To summarize the background facts:

  • Impermissible scouting: 56 instances of in-person, off-campus scouting across three seasons.
  • Recruiting inducements: meals, gear, transportation, and social media favors for prospects.
  • Improper communications resulted in nearly 100 premature text messages.
  • Leadership failures: Harbaugh’s lack of responsibility and tone at the top.
  • Failures to cooperate: destruction of evidence, deletions, and false statements.
  • Repeat violator status: back-to-back major infractions cases within two years.

As with an SEC or DOJ enforcement action, the facts reveal a program where non-compliance was not incidental but systemic, and where leadership did little to prevent or even detect misconduct.

Why Compliance Professionals Should Care

At first glance, one might dismiss this as a sports story. But for compliance officers, this case is highly instructive. It demonstrates:

  • How schemes are often run by ambitious “low-level” staff but tolerated at higher levels.
  • How small inducements such as meals, gear, favors can constitute serious violations.
  • How leadership failures define culture.
  • How obstruction magnifies penalties.
  • How repeat violations eliminate credibility with regulators.

These are not just lessons for athletics; they are lessons for corporate compliance across industries. The University of Michigan football infractions case offers a rich factual record, but facts alone do not explain why violations occurred. For that, we must examine the culture.

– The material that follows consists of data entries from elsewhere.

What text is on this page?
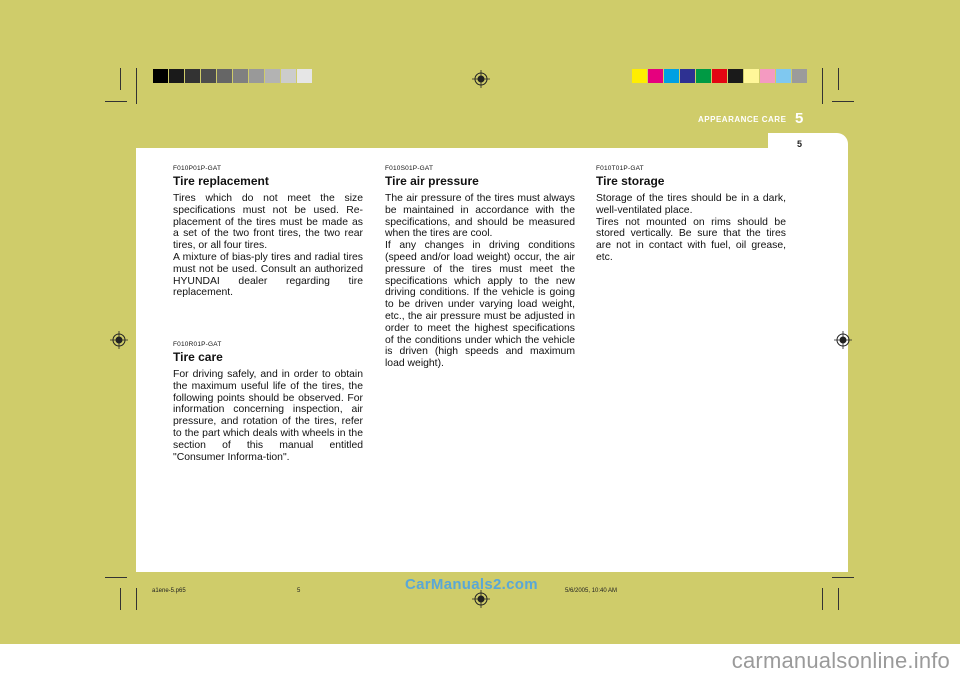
APPEARANCE CARE 5
5
F010P01P-GAT
Tire replacement

Tires which do not meet the size specifications must not be used. Re-placement of the tires must be made as a set of the two front tires, the two rear tires, or all four tires.

A mixture of bias-ply tires and radial tires must not be used. Consult an authorized HYUNDAI dealer regarding tire replacement.

F010R01P-GAT
Tire care

For driving safely, and in order to obtain the maximum useful life of the tires, the following points should be observed. For information concerning inspection, air pressure, and rotation of the tires, refer to the part which deals with wheels in the section of this manual entitled "Consumer Informa-tion".

F010S01P-GAT
Tire air pressure

The air pressure of the tires must always be maintained in accordance with the specifications, and should be measured when the tires are cool.

If any changes in driving conditions (speed and/or load weight) occur, the air pressure of the tires must meet the specifications which apply to the new driving conditions. If the vehicle is going to be driven under varying load weight, etc., the air pressure must be adjusted in order to meet the highest specifications of the conditions under which the vehicle is driven (high speeds and maximum load weight).

F010T01P-GAT
Tire storage

Storage of the tires should be in a dark, well-ventilated place.

Tires not mounted on rims should be stored vertically. Be sure that the tires are not in contact with fuel, oil grease, etc.

a1ene-5.p65	5	5/6/2005, 10:40 AM
CarManuals2.com
carmanualsonline.info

In Part 2 of this series, I will explore how the Michigan football program created an environment where compliance was unwelcome, resisted, and actively undermined. As the NCAA decision made clear, the Chief Compliance Officer did everything she could — but the culture of football won the day. For compliance professionals, that is the heart of the story: the facts expose the violations, but the culture explains them.

Ed. Note: As most of my readers know, I am a UM Law graduate. Now we have UM winning a National Championship, the same year they were cheating in college football games. Did its cheating help win games? About as much as the Houston Astros’ trash can beating, sign-stealing did to help them win the AL Pennant back in 2017. I went to the University of Texas for my undergraduate degree, and now all I need for UT to become embroiled in a cheating scandal the first year they will win the National Championship since Vince Young and the win over USC in 2006, and I will have the trifecta of my teams cheating to win ‘the Big One’. (I am also a huge Dallas Cowboys fan, but there is no chance the Cowboys will ever win a championship as long as Jerry Jones runs the club, so no worries, Cowboy cheating and about moving to a Quad.)